В полете горизонтальные плоскости так расшатались, что было уже непонятно, что первым во что опрокинется – небо в озеро или озеро в небо. Живая, кажущаяся, недвижимость звезд тоже закачалась и сдвинулась с места – и – еще один заход на тарзанке, с головой задранной кверху, и уже перевернулось направление, куда нырнешь, когда отпустишь руки. Плоская, хотя и неплохо сработанная обонятельно и осязательно, фреска этого дня тоже чуть подалась, качнулась и, при следующем залете, выпала фаянсовым углом вниз, блюмкнулась в озеро и ушла под воду где-то на том конце, под слоеной, пеночной накипью темноты. Канула в озеро и фаянсовая плоская тоска этого дня.
А на освободившемся от этого изразца месте, как клад, выпавший из разбитой голландской печки, распахнулось окно во все небо – как будто Елена, летая на своей тарзанке, случайно раскачала раму. И в этом звездном, так близко моргающем вокруг теплом небе как будто бы тоже разом включились прожекторы: Елена вдруг ярко, до смешного четко увидела себя сверху, и вот эти два последних года; пробежала в секунду, на бешеной скорости, заново, все ходы и переходы: и свое возвращение из Мюнхена в прошлом году, и свою первую настоящую Пасху – встречу вместо поминок, – и прошлое лето – без Крутакова – в каких-то невообразимо мелких, дурацких, стыдных, парковых, стрешнево-сереброборовых деталях, как ей казалось, давно потерянных в дырах памяти, – и на миг изумилась: «Что же за странный, мучительный, заочный танец между нами… А что было бы, если бы я…»

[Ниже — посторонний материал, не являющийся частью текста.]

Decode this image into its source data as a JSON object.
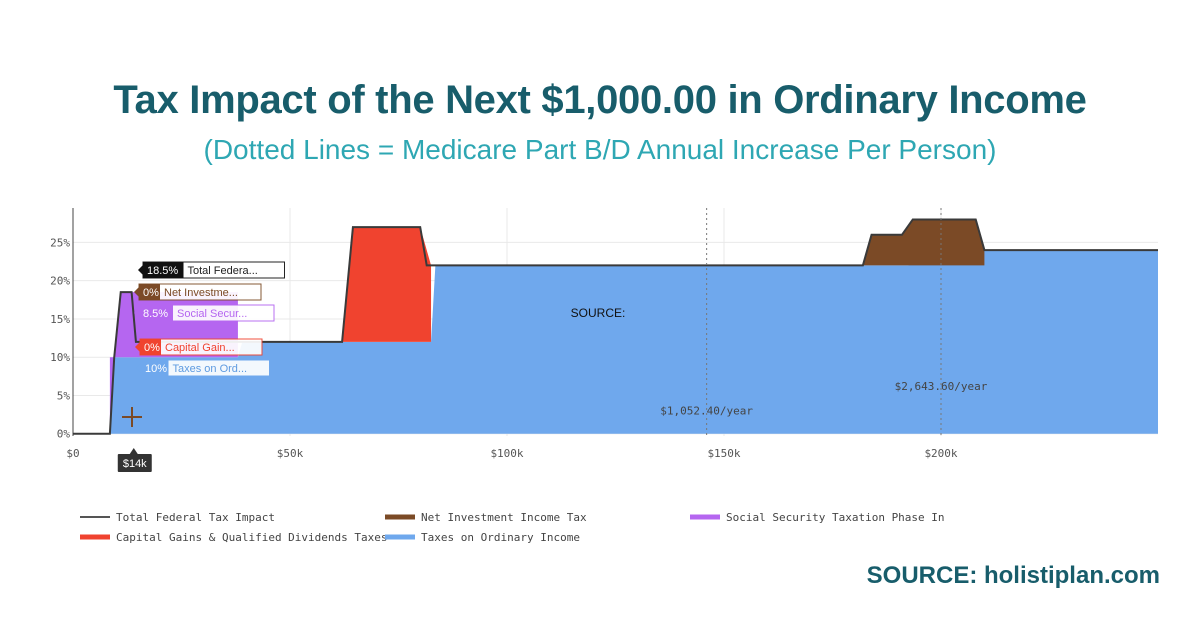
{
  "header": {
    "title": "Tax Impact of the Next $1,000.00 in Ordinary Income",
    "subtitle": "(Dotted Lines = Medicare Part B/D Annual Increase Per Person)"
  },
  "footer": {
    "source": "SOURCE: holistiplan.com"
  },
  "chart_data": {
    "type": "area",
    "title": "Tax Impact of the Next $1,000.00 in Ordinary Income",
    "xlabel": "",
    "ylabel": "",
    "xlim": [
      0,
      250000
    ],
    "ylim": [
      -0.3,
      29.5
    ],
    "xticks": [
      {
        "value": 0,
        "label": "$0"
      },
      {
        "value": 50000,
        "label": "$50k"
      },
      {
        "value": 100000,
        "label": "$100k"
      },
      {
        "value": 150000,
        "label": "$150k"
      },
      {
        "value": 200000,
        "label": "$200k"
      }
    ],
    "yticks": [
      {
        "value": 0,
        "label": "0%"
      },
      {
        "value": 5,
        "label": "5%"
      },
      {
        "value": 10,
        "label": "10%"
      },
      {
        "value": 15,
        "label": "15%"
      },
      {
        "value": 20,
        "label": "20%"
      },
      {
        "value": 25,
        "label": "25%"
      }
    ],
    "series": [
      {
        "name": "Taxes on Ordinary Income",
        "color": "#6fa8ed",
        "x": [
          0,
          8500,
          9500,
          38000,
          39000,
          82500,
          83500,
          181000,
          182000,
          192500,
          193500,
          210000,
          250000
        ],
        "y": [
          0,
          0,
          10,
          10,
          12,
          12,
          22,
          22,
          22,
          22,
          24,
          24,
          24
        ]
      },
      {
        "name": "Social Security Taxation Phase In",
        "color": "#b566f0",
        "x": [
          8500,
          9500,
          11000,
          38000
        ],
        "y": [
          0,
          10,
          18.5,
          18.5
        ]
      },
      {
        "name": "Capital Gains & Qualified Dividends Taxes",
        "color": "#f0432f",
        "x": [
          62000,
          64500,
          80000,
          82500
        ],
        "y": [
          12,
          27,
          27,
          22
        ]
      },
      {
        "name": "Net Investment Income Tax",
        "color": "#7b4a26",
        "x": [
          182000,
          184000,
          191000,
          193500,
          201000,
          208000,
          210000
        ],
        "y": [
          22,
          26,
          26,
          28,
          28,
          28,
          24
        ]
      },
      {
        "name": "Total Federal Tax Impact",
        "color": "#555555",
        "x": [
          0,
          8500,
          9500,
          11000,
          13500,
          14500,
          38000,
          39000,
          62000,
          64500,
          80000,
          81500,
          83500,
          182000,
          184000,
          191000,
          193500,
          208000,
          210000,
          250000
        ],
        "y": [
          0,
          0,
          10,
          18.5,
          18.5,
          12,
          12,
          12,
          12,
          27,
          27,
          22,
          22,
          22,
          26,
          26,
          28,
          28,
          24,
          24
        ]
      }
    ],
    "medicare_lines": [
      {
        "x": 146000,
        "label": "$1,052.40/year",
        "y": 2.5
      },
      {
        "x": 200000,
        "label": "$2,643.60/year",
        "y": 5.7
      }
    ],
    "hover": {
      "x": 14000,
      "x_label": "$14k",
      "items": [
        {
          "value": "18.5%",
          "name": "Total Federa...",
          "color": "#111111",
          "text_color": "#222222"
        },
        {
          "value": "0%",
          "name": "Net Investme...",
          "color": "#7b4a26",
          "text_color": "#7b4a26"
        },
        {
          "value": "8.5%",
          "name": "Social Secur...",
          "color": "#b566f0",
          "text_color": "#b566f0"
        },
        {
          "value": "0%",
          "name": "Capital Gain...",
          "color": "#f0432f",
          "text_color": "#f0432f"
        },
        {
          "value": "10%",
          "name": "Taxes on Ord...",
          "color": "#6fa8ed",
          "text_color": "#5f9be0"
        }
      ]
    },
    "overlay_text": "SOURCE:",
    "legend": [
      {
        "name": "Total Federal Tax Impact",
        "color": "#555555"
      },
      {
        "name": "Net Investment Income Tax",
        "color": "#7b4a26"
      },
      {
        "name": "Social Security Taxation Phase In",
        "color": "#b566f0"
      },
      {
        "name": "Capital Gains & Qualified Dividends Taxes",
        "color": "#f0432f"
      },
      {
        "name": "Taxes on Ordinary Income",
        "color": "#6fa8ed"
      }
    ],
    "legend_position": "bottom"
  }
}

Новым, уже совсем непереносимым штормом нахлынула тоска по нему, и на секунду как будто потеряв себя (вот эту вот странную мотающуюся точку над озером), она всем внутренним существом рванула куда-то вверх, вбок, внутрь, всюду – в поисках его, и тут же, изумительной, ощутимой, само собой разумеющейся захлестывающей волной получила ответ – потянулась – и тут же достала.
И в точности как когда-то на поле у поющего ручья, в Ольхинге – но только ближе, гораздо ближе, запредельно близко – вдруг почувствовала присутствие Крутакова рядом. Как будто вдруг какая-то завеса между ними разодралась. Рядом, настолько рядом, что даже делалось жутко от этой ощутимой бестелесной близости их дыхания.